Di Surabaya pula, Alim Husin menikah dan dikaruniai seorang putra bernama Lin Wenguang, yang kemudian dikenal sebagai Alim Markus. Alim Husin mendidik Alim Markus dengan serius, mempersiapkannya untuk meneruskan dan mengembangkan bisnis keluarga. Alim Markus kemudian mengenyam pendidikan di Taiwan dan sekolah bisnis di National University of Singapore (NUS).
Pada tahun 1971, Alim Husin dan Alim Markus mendirikan Jin Feng, sebuah usaha yang fokus pada produksi peralatan rumah tangga. Seiring berjalannya waktu, Jin Feng bertransformasi menjadi Maspion, akronim dari Mengajak Anda Selalu Percaya Industri Olahan Nasional.
Di bawah kepemimpinan Alim Markus, Maspion berkembang pesat dan menghasilkan lebih dari 7.000 jenis produk rumah tangga. Hal ini menjadikan Maspion sebagai salah satu produsen peralatan rumah tangga terbesar di Indonesia. Produk Maspion tidak hanya merajai pasar domestik, tetapi juga diekspor ke berbagai negara, termasuk Amerika Serikat, Jepang, Australia, Eropa, dan Timur Tengah.

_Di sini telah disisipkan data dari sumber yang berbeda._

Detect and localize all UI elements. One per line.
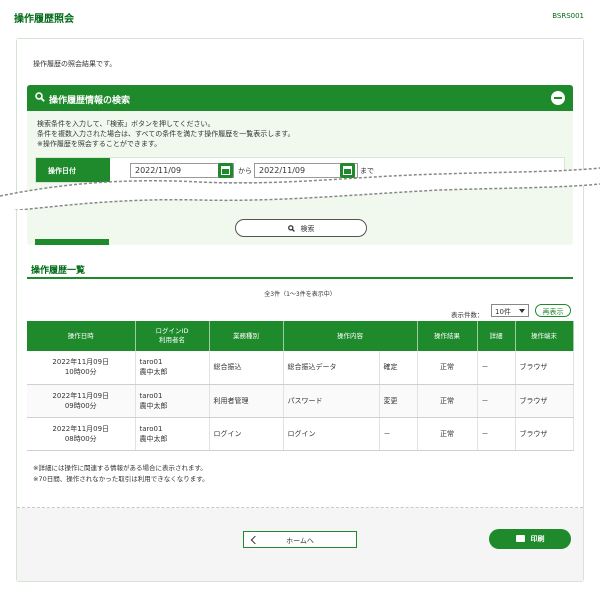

Kesuksesan Maspion mengantarkan Alim Markus menjadi salah satu orang terkaya di Indonesia, dengan kekayaan mencapai ratusan juta dolar AS. Kini, Maspion Group telah melebarkan sayap bisnisnya ke berbagai sektor, termasuk layanan produk konsumen, konstruksi, perbankan, properti, dan energi.